The plan envisions no set limit on the amount of bonds the ECB could buy, making the program "a fully effective backstop" against a further worsening of the debt crisis in the 17 countries that use the euro.
The initiative — dubbed Outright Market Transactions or OMT— goes beyond an earlier, limited bond purchase program that was not big enough to decisively lower borrowing costs.
Draghi emphasized that the new, unlimited program by contrast was open-ended and had "no quantitative limits." He said it would work because it was "very very different from any program we have had in the past. " The new program would continue until its goal of lower borrowing costs is achieved, or a government violates the conditions attached to getting the help.
Markets remained buoyant Thursday as investors cheered the ECB's package of measures.
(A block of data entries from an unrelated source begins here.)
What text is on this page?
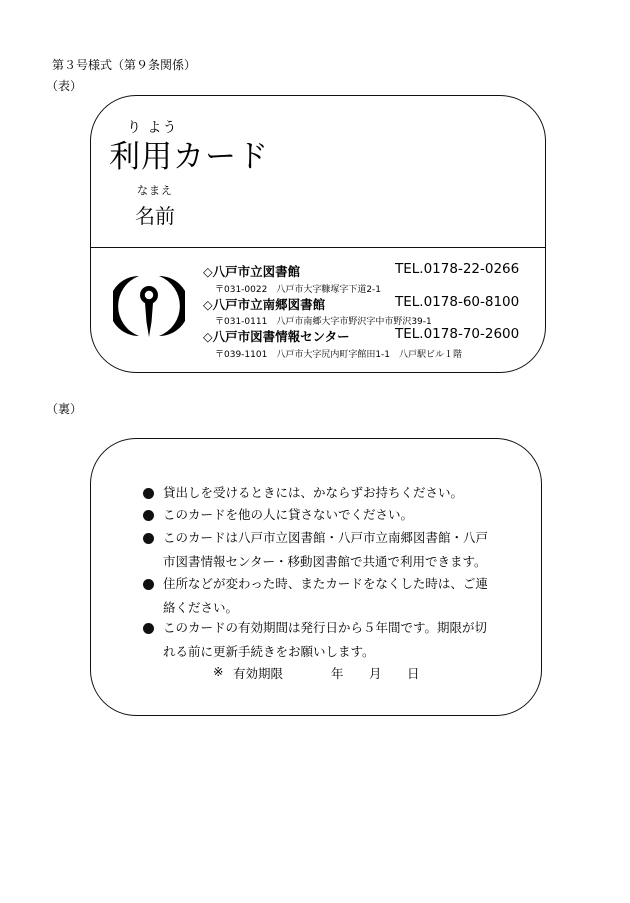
第３号様式（第９条関係）
（表）
（裏）
り よう
利用カード
なまえ
名前
◇八戸市立図書館	TEL.0178-22-0266
〒031-0022　八戸市大字糠塚字下道2-1
◇八戸市立南郷図書館	TEL.0178-60-8100
〒031-0111　八戸市南郷大字市野沢字中市野沢39-1
◇八戸市図書情報センター	TEL.0178-70-2600
〒039-1101　八戸市大字尻内町字館田1-1　八戸駅ビル１階
貸出しを受けるときには、かならずお持ちください。
このカードを他の人に貸さないでください。
このカードは八戸市立図書館・八戸市立南郷図書館・八戸
市図書情報センター・移動図書館で共通で利用できます。
住所などが変わった時、またカードをなくした時は、ご連
絡ください。
このカードの有効期間は発行日から５年間です。期限が切
れる前に更新手続きをお願いします。
※ 有効期限	年 月 日
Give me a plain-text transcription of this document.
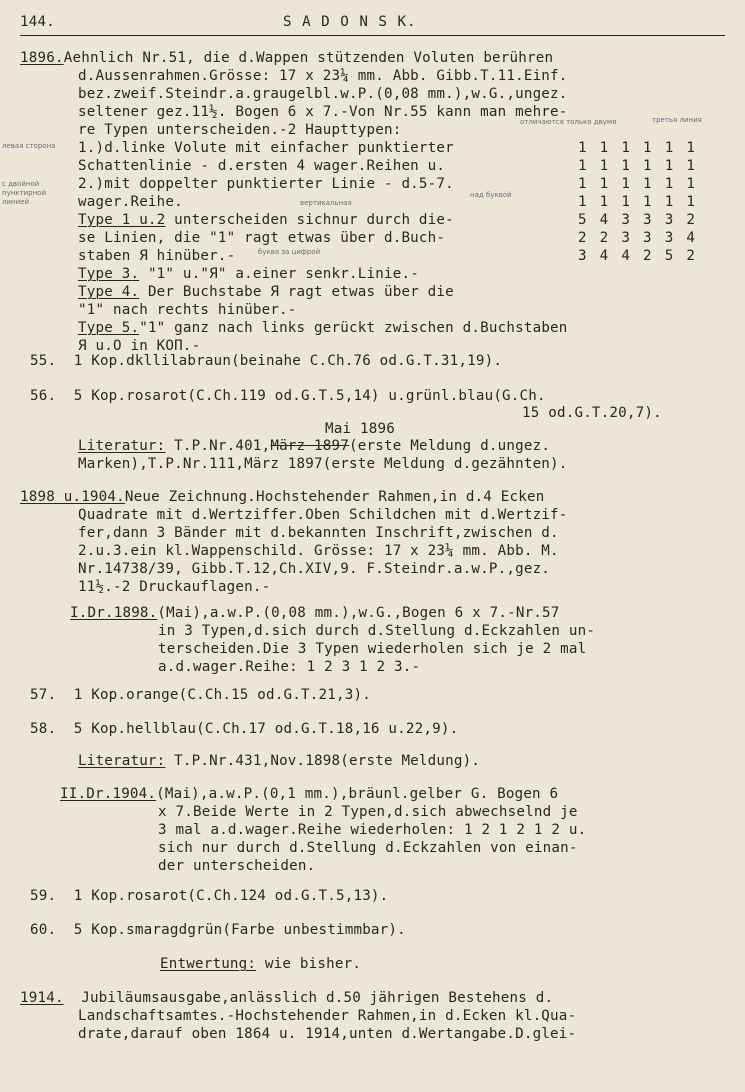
144.	S A D O N S K.
1896.Aehnlich Nr.51, die d.Wappen stützenden Voluten berühren
d.Aussenrahmen.Grösse: 17 x 23¼ mm. Abb. Gibb.T.11.Einf.
bez.zweif.Steindr.a.graugelbl.w.P.(0,08 mm.),w.G.,ungez.
seltener gez.11½. Bogen 6 x 7.-Von Nr.55 kann man mehre-
re Typen unterscheiden.-2 Haupttypen:
1.)d.linke Volute mit einfacher punktierter
Schattenlinie - d.ersten 4 wager.Reihen u.
2.)mit doppelter punktierter Linie - d.5-7.
wager.Reihe.
Type 1 u.2 unterscheiden sichnur durch die-
se Linien, die "1" ragt etwas über d.Buch-
staben Я hinüber.-
Type 3. "1" u."Я" a.einer senkr.Linie.-
Type 4. Der Buchstabe Я ragt etwas über die
"1" nach rechts hinüber.-
Type 5."1" ganz nach links gerückt zwischen d.Buchstaben
Я u.O in КОП.-
1 1 1 1 1 1
1 1 1 1 1 1
1 1 1 1 1 1
1 1 1 1 1 1
5 4 3 3 3 2
2 2 3 3 3 4
3 4 4 2 5 2
левая сторона
с двойной
пунктирной
линией
отличаются только двумя	третья линия
вертикальная
над буквой
буква за цифрой
55. 1 Kop.dkllilabraun(beinahe C.Ch.76 od.G.T.31,19).
56. 5 Kop.rosarot(C.Ch.119 od.G.T.5,14) u.grünl.blau(G.Ch.
15 od.G.T.20,7).
Mai 1896
Literatur: T.P.Nr.401,März 1897(erste Meldung d.ungez.
Marken),T.P.Nr.111,März 1897(erste Meldung d.gezähnten).
1898 u.1904.Neue Zeichnung.Hochstehender Rahmen,in d.4 Ecken
Quadrate mit d.Wertziffer.Oben Schildchen mit d.Wertzif-
fer,dann 3 Bänder mit d.bekannten Inschrift,zwischen d.
2.u.3.ein kl.Wappenschild. Grösse: 17 x 23¼ mm. Abb. M.
Nr.14738/39, Gibb.T.12,Ch.XIV,9. F.Steindr.a.w.P.,gez.
11½.-2 Druckauflagen.-
I.Dr.1898.(Mai),a.w.P.(0,08 mm.),w.G.,Bogen 6 x 7.-Nr.57
in 3 Typen,d.sich durch d.Stellung d.Eckzahlen un-
terscheiden.Die 3 Typen wiederholen sich je 2 mal
a.d.wager.Reihe: 1 2 3 1 2 3.-
57. 1 Kop.orange(C.Ch.15 od.G.T.21,3).
58. 5 Kop.hellblau(C.Ch.17 od.G.T.18,16 u.22,9).
Literatur: T.P.Nr.431,Nov.1898(erste Meldung).
II.Dr.1904.(Mai),a.w.P.(0,1 mm.),bräunl.gelber G. Bogen 6
x 7.Beide Werte in 2 Typen,d.sich abwechselnd je
3 mal a.d.wager.Reihe wiederholen: 1 2 1 2 1 2 u.
sich nur durch d.Stellung d.Eckzahlen von einan-
der unterscheiden.
59. 1 Kop.rosarot(C.Ch.124 od.G.T.5,13).
60. 5 Kop.smaragdgrün(Farbe unbestimmbar).
Entwertung: wie bisher.
1914. Jubiläumsausgabe,anlässlich d.50 jährigen Bestehens d.
Landschaftsamtes.-Hochstehender Rahmen,in d.Ecken kl.Qua-
drate,darauf oben 1864 u. 1914,unten d.Wertangabe.D.glei-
In Europe, Germany's DAX was up 2.1 percent at 7,113 while the CAC-40 in France surged 2.3 percent to 3,484. The FTSE 100 index of leading British shares was 1.2 percent higher at 5,728.
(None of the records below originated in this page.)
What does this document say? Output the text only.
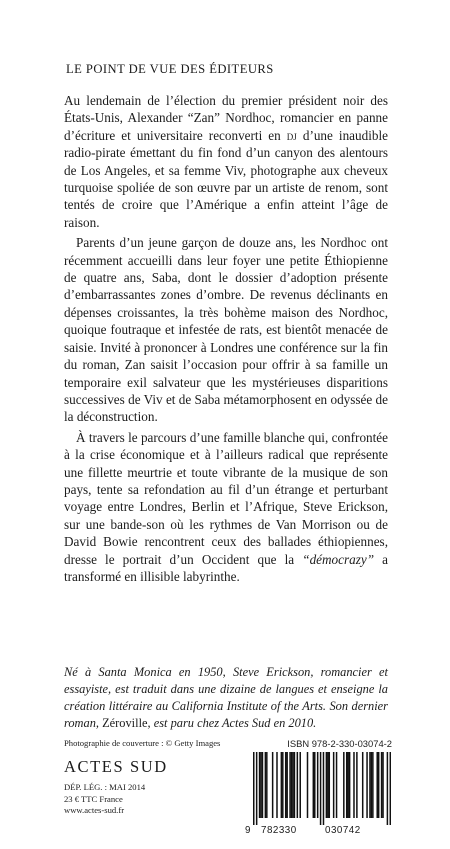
LE POINT DE VUE DES ÉDITEURS

Au lendemain de l’élection du premier président noir des États-Unis, Alexander “Zan” Nordhoc, romancier en panne d’écriture et universitaire reconverti en dj d’une inaudible radio-pirate émettant du fin fond d’un canyon des alentours de Los Angeles, et sa femme Viv, photographe aux cheveux turquoise spoliée de son œuvre par un artiste de renom, sont tentés de croire que l’Amérique a enfin atteint l’âge de raison.

Parents d’un jeune garçon de douze ans, les Nordhoc ont récemment accueilli dans leur foyer une petite Éthiopienne de quatre ans, Saba, dont le dossier d’adoption présente d’embarrassantes zones d’ombre. De revenus déclinants en dépenses croissantes, la très bohème maison des Nordhoc, quoique foutraque et infestée de rats, est bientôt menacée de saisie. Invité à prononcer à Londres une conférence sur la fin du roman, Zan saisit l’occasion pour offrir à sa famille un temporaire exil salvateur que les mystérieuses disparitions successives de Viv et de Saba métamorphosent en odyssée de la déconstruction.

À travers le parcours d’une famille blanche qui, confrontée à la crise économique et à l’ailleurs radical que représente une fillette meurtrie et toute vibrante de la musique de son pays, tente sa refondation au fil d’un étrange et perturbant voyage entre Londres, Berlin et l’Afrique, Steve Erickson, sur une bande-son où les rythmes de Van Morrison ou de David Bowie rencontrent ceux des ballades éthiopiennes, dresse le portrait d’un Occident que la “démocrazy” a transformé en illisible labyrinthe.

Né à Santa Monica en 1950, Steve Erickson, romancier et essayiste, est traduit dans une dizaine de langues et enseigne la création littéraire au California Institute of the Arts. Son dernier roman, Zéroville, est paru chez Actes Sud en 2010.
Photographie de couverture : © Getty Images
ACTES SUD
DÉP. LÉG. : MAI 2014
23 € TTC France
www.actes-sud.fr
ISBN 978-2-330-03074-2
9 782330	030742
The euro, meanwhile, was flat at $1.2593.
"The ECB did not disappoint in its decision to start a vast bond purchase programme," said Marie Dimon, senior economic adviser at Ernst & Young
Bond purchases push bond prices up and interest yields down, since price and yield move in opposite directions. Governments can then take advantage of the lower yields when they borrow. Countries must constantly borrow by selling new bonds to pay off old ones that are coming due. If rates rise too much, it can make it impossible for the country to maintain its debt burden. That's what forced Greece, Ireland and Portugal to seek bailout loans from other eurozone countries.
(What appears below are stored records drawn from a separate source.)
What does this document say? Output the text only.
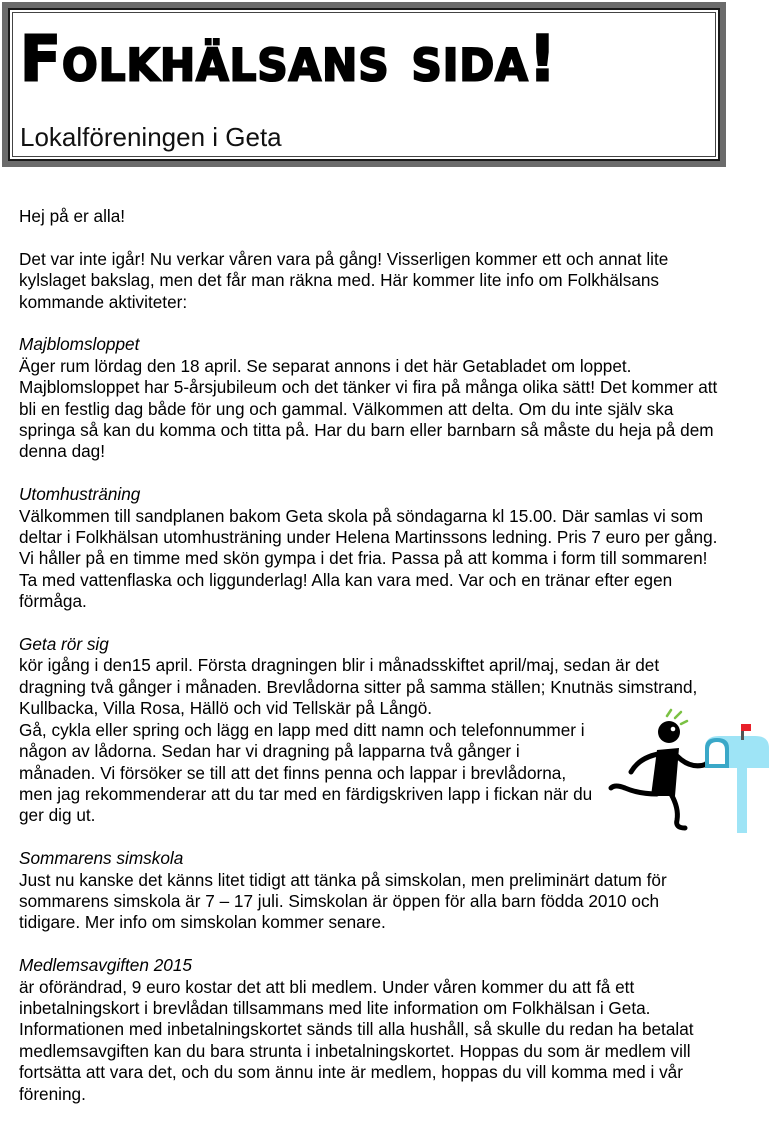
Folkhälsans sida!
Lokalföreningen i Geta

Hej på er alla!

Det var inte igår! Nu verkar våren vara på gång! Visserligen kommer ett och annat lite kylslaget bakslag, men det får man räkna med. Här kommer lite info om Folkhälsans kommande aktiviteter:

Majblomsloppet
Äger rum lördag den 18 april. Se separat annons i det här Getabladet om loppet. Majblomsloppet har 5-årsjubileum och det tänker vi fira på många olika sätt! Det kommer att bli en festlig dag både för ung och gammal. Välkommen att delta. Om du inte själv ska springa så kan du komma och titta på. Har du barn eller barnbarn så måste du heja på dem denna dag!
Utomhusträning
Välkommen till sandplanen bakom Geta skola på söndagarna kl 15.00. Där samlas vi som deltar i Folkhälsan utomhusträning under Helena Martinssons ledning. Pris 7 euro per gång. Vi håller på en timme med skön gympa i det fria. Passa på att komma i form till sommaren! Ta med vattenflaska och liggunderlag! Alla kan vara med. Var och en tränar efter egen förmåga.
Geta rör sig
kör igång i den15 april. Första dragningen blir i månadsskiftet april/maj, sedan är det dragning två gånger i månaden. Brevlådorna sitter på samma ställen; Knutnäs simstrand, Kullbacka, Villa Rosa, Hällö och vid Tellskär på Långö.
Gå, cykla eller spring och lägg en lapp med ditt namn och telefonnummer i någon av lådorna. Sedan har vi dragning på lapparna två gånger i månaden. Vi försöker se till att det finns penna och lappar i brevlådorna, men jag rekommenderar att du tar med en färdigskriven lapp i fickan när du ger dig ut.
Sommarens simskola
Just nu kanske det känns litet tidigt att tänka på simskolan, men preliminärt datum för sommarens simskola är 7 – 17 juli. Simskolan är öppen för alla barn födda 2010 och tidigare. Mer info om simskolan kommer senare.
Medlemsavgiften 2015
är oförändrad, 9 euro kostar det att bli medlem. Under våren kommer du att få ett inbetalningskort i brevlådan tillsammans med lite information om Folkhälsan i Geta. Informationen med inbetalningskortet sänds till alla hushåll, så skulle du redan ha betalat medlemsavgiften kan du bara strunta i inbetalningskortet. Hoppas du som är medlem vill fortsätta att vara det, och du som ännu inte är medlem, hoppas du vill komma med i vår förening.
Spain and Italy are in the same difficulty now, with Spain paying more than 6 percent on 10-year borrowing and Italy more than 5 percent. The fear is that they are too large to bail out, and that a failure to pay their debts could trigger financial turmoil that could break the eurozone apart and disrupt the global economy.
Following Thursday's announcement, Spain's interest rate on its 10-year bond was down 0.3 percent on the day at 6.09 percent, while Italy's 10-year rate was down 0.18 percent at 5.25 percent.
A key feature of the OMT is that countries that want the ECB to buy their bonds must first officially ask for help from Europe's bailout funds and agree to "strict and effective" budget policy conditions. That is to ensure they won't relax their efforts to reduce deficits once the bond purchases take the financial pressure off them.
The ECB said the International Monetary Fund — which has long experience pushing governments to stick with loan conditions — should be involved in enforcing conditions.
Some analysts believed the OMT program unveiled Thursday would not solve the underlying problems in the eurozone, however. "Without trying to be a 'party pooper'," said Neil MacKinnon, global macro strategist at VTB Capital, "suppressed borrowing costs certainly provide relief in the short term but do not resolve problems of solvency and debt unsustainability."